Galapagos Giant Tortoise
The Giant Tortoise is one of the most famous residents of the Galapagos. Scientists have identified 14 distinct forms of Giant Tortoise throughout the Galapagos. The Giant Tortoise grows up to 5 feet and can live for around 150 years.
Animal & Plant Life
Due to a lack of natural predators, the Galapagos have a wide variety of animal species. Some interesting exotic animals include Galapagos penguins, the waved albatross, red-footed, blue-footed (pictured below) and masked boobies, and countless species of exotic fish and reptiles. As well as being home to the Giant Tortoise, the Galapagos Islands are also inhabited by marine iguanas, sea lions and several species of birds.

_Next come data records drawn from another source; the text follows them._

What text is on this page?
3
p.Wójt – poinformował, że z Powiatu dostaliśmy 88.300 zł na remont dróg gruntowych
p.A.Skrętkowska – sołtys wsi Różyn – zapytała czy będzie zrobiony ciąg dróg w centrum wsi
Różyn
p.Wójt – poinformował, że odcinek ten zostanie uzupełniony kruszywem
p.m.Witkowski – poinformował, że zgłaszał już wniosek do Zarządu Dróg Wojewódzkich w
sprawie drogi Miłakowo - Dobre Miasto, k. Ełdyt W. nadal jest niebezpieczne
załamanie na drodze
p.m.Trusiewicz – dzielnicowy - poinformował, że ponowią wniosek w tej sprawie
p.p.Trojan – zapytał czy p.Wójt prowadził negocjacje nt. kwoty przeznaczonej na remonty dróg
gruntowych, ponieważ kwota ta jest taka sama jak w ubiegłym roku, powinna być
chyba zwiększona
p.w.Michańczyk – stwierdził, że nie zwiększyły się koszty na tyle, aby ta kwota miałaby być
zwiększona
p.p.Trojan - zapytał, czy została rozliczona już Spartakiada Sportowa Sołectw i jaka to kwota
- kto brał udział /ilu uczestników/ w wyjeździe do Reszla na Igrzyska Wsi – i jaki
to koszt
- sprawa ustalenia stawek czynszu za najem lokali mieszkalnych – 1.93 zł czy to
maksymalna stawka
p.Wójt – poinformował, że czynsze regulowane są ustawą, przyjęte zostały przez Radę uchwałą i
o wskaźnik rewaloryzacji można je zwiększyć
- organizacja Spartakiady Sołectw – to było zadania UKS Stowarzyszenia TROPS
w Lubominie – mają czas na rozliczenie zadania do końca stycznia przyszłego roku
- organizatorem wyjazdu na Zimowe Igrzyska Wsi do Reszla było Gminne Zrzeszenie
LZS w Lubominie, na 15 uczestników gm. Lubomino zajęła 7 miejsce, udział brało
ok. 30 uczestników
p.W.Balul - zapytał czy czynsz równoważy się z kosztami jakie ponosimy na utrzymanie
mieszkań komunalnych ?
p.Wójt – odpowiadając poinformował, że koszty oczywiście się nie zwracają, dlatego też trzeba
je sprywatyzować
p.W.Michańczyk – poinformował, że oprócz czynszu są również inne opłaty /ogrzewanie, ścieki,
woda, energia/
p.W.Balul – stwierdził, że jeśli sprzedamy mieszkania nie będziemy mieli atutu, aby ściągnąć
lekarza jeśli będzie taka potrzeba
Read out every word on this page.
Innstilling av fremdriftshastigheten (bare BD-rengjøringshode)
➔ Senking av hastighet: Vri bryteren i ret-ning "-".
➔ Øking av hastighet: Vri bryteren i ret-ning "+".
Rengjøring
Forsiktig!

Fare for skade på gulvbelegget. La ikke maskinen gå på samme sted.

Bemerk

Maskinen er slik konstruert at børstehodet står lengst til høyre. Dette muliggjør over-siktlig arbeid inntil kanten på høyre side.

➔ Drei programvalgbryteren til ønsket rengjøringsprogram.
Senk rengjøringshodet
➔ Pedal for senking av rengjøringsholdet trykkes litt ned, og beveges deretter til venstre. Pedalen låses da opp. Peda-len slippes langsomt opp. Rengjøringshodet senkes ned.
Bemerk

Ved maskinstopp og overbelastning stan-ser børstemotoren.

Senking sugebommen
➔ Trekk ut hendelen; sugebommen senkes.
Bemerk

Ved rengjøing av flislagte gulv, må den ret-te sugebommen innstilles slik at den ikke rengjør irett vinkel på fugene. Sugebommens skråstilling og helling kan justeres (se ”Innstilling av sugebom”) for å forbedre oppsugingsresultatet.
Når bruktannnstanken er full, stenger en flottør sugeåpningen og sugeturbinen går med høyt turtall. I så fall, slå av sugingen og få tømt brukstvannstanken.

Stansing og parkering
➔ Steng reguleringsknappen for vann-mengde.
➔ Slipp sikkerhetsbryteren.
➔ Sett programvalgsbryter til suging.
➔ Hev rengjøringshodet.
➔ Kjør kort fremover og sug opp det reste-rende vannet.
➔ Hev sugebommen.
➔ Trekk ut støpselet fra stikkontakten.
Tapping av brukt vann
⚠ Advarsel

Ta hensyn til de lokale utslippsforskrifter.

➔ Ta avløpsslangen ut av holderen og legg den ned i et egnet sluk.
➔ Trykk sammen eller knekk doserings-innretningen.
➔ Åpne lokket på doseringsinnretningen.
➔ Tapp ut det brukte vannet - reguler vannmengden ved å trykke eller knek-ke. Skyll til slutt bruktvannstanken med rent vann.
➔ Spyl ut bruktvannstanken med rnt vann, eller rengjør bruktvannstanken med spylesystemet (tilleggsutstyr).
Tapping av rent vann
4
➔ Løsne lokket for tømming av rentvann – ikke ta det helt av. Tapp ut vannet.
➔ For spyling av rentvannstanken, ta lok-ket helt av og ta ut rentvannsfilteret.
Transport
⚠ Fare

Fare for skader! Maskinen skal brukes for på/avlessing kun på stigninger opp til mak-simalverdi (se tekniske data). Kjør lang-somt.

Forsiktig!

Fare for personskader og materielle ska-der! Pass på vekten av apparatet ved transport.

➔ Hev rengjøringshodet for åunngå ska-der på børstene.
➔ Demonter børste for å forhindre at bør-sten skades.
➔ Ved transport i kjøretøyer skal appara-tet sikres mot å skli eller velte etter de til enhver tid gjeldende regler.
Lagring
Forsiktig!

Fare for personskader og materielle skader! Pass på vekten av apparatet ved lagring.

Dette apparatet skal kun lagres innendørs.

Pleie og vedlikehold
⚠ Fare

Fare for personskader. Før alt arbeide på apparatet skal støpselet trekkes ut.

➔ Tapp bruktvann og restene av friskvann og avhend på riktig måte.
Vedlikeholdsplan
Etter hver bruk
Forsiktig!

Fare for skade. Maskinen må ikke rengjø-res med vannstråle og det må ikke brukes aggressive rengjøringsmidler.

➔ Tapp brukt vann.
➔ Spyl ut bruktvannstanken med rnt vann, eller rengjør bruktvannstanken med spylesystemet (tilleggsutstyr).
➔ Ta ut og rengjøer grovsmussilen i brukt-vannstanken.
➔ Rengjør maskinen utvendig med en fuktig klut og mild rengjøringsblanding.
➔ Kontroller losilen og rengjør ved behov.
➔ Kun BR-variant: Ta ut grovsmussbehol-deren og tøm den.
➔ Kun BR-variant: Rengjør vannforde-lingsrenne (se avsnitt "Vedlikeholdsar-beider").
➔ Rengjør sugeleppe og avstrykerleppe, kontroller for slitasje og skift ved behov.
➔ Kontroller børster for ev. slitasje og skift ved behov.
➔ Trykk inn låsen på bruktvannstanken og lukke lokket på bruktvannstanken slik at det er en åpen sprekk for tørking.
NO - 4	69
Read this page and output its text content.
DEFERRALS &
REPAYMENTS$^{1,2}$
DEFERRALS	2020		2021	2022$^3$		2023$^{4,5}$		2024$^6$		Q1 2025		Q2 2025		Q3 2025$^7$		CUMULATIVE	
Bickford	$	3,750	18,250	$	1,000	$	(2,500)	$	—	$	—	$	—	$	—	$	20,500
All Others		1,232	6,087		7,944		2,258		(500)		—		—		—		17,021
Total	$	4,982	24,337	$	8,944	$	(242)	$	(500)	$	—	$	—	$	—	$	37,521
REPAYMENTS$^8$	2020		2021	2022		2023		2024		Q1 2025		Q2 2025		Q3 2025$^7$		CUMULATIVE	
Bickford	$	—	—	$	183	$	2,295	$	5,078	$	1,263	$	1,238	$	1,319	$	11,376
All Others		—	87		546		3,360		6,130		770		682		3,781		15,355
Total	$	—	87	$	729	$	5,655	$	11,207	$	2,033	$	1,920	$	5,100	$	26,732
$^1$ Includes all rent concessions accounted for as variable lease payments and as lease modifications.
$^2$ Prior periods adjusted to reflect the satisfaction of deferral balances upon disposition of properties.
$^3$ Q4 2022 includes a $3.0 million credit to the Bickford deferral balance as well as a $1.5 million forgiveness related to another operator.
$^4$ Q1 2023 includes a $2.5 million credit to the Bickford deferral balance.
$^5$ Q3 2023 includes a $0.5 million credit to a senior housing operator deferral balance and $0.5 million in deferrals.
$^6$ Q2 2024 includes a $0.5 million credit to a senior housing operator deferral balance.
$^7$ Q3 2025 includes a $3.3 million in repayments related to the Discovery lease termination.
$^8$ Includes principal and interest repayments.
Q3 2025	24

A wealth of similar plant species throughout the Galapagos are native to a specific location. This provides great models for the study of adaptive radiation (the development of new species from migrating populations). Aside from the many exotic plants such as giant prickly pear and orchids, the islands contain endemic species of cotton, tomato, guava, pepper and passion flower.
Traveling to the Galapagos Islands can be quite expensive, as the only way to get there from the mainland is by plane or boat. Once there, however, you can island hop by boat.
Located in the eastern Pacific Ocean, the closest mainland to the Galapagos Islands is Ecuador, about 450 miles away. The islands are located above the Galapagos Hotspot, a place where the Earth's crust is melting, which creates the volcanic landscape.